Hacker News new | ask | show | jobs
by Consultant32452 1076 days ago
Encapsulation helps the signal to noise ratio.

If I create a REST API no one complains they don't have access to the inner-workings, local variables, etc. But if I give a similar experience and call it a "class" suddenly it's ugly and mean.

2 comments

I find that's often because classes come with a lot of stuff that is less desirable - mainly inheritance and its assorted complexities.

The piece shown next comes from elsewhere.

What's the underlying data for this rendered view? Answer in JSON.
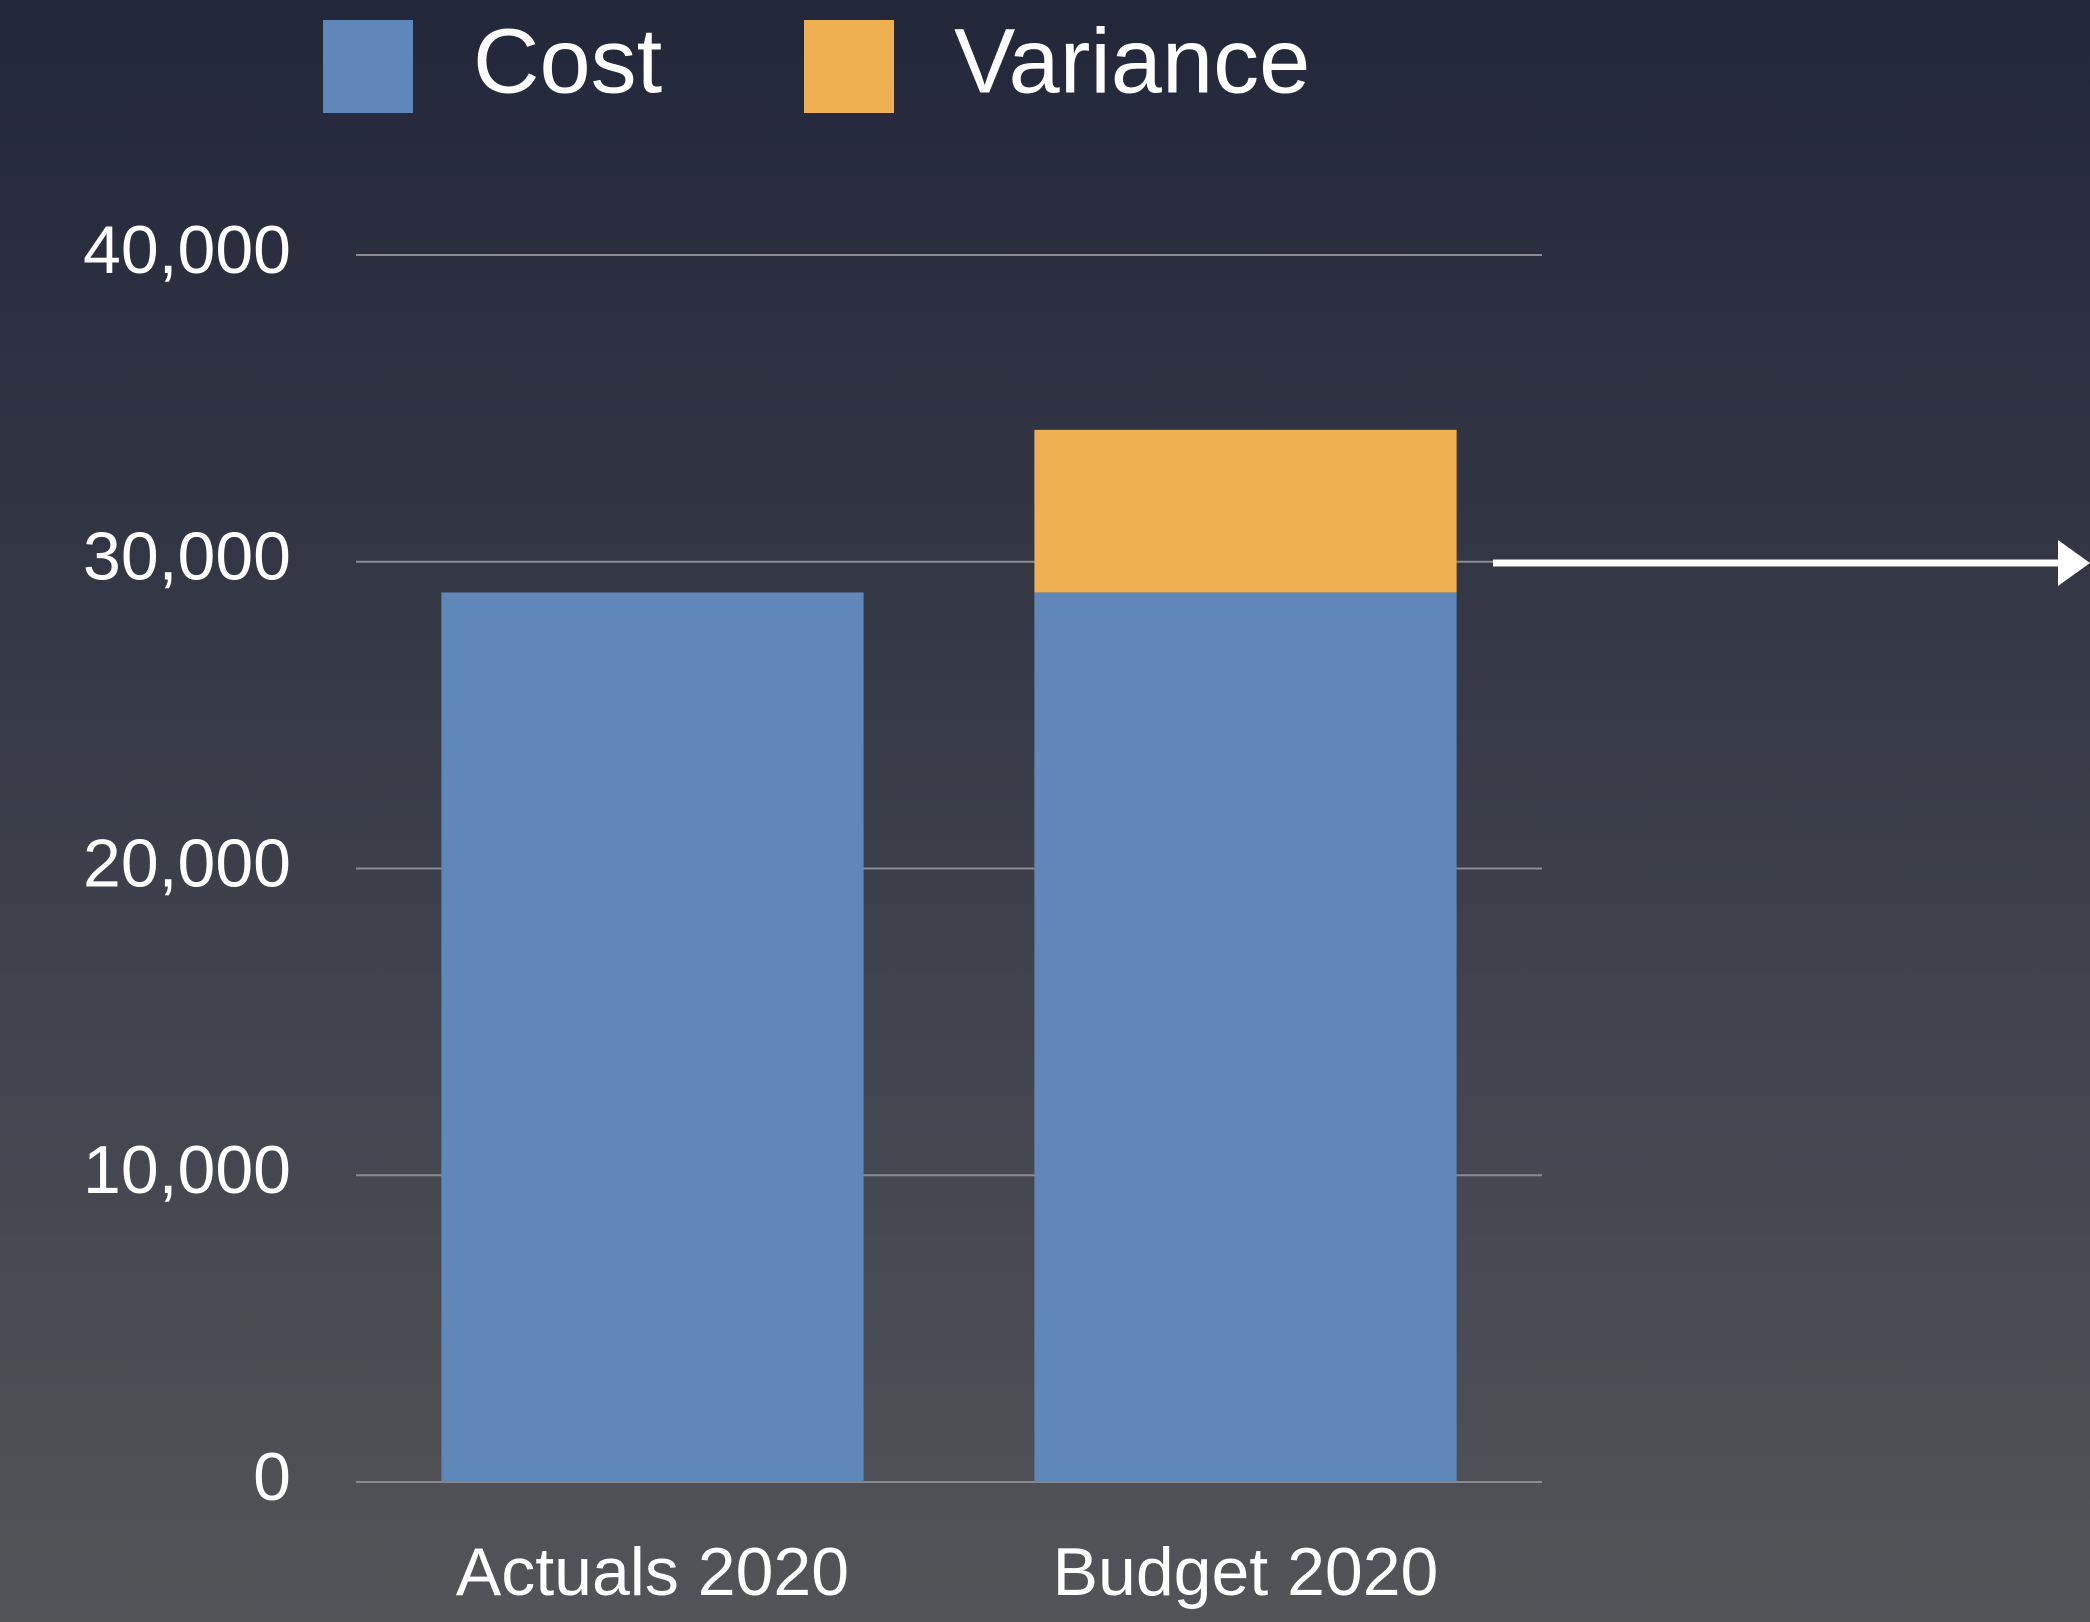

The other side is that classes aren't the only way to get this sort of encapsulation. The classic example is closures - data inside the closure acts as the encapsulated data, and the returned type of the closure is its public API. ML languages typically use modules in place of classes - the module signature defines the public API, and rather than calling methods, you instead call functions with arguments (not `list.length()` but `length(list)`). But again, that's just syntax - we're keeping the same encapsulation because the module-defined functions are the only ones capable of fiddling with the value's internals. You also see this in Rust, which does use method syntax, but has traits and types that act more like modules than typical classes.

All in all, I don't think anyone's complaining about encapsulation, but rather it's a question of whether typical OOP (with all that that typically includes) is the best form of it.

Encapsulation is a module concept that is not only older than OOP, but is much more widespread too.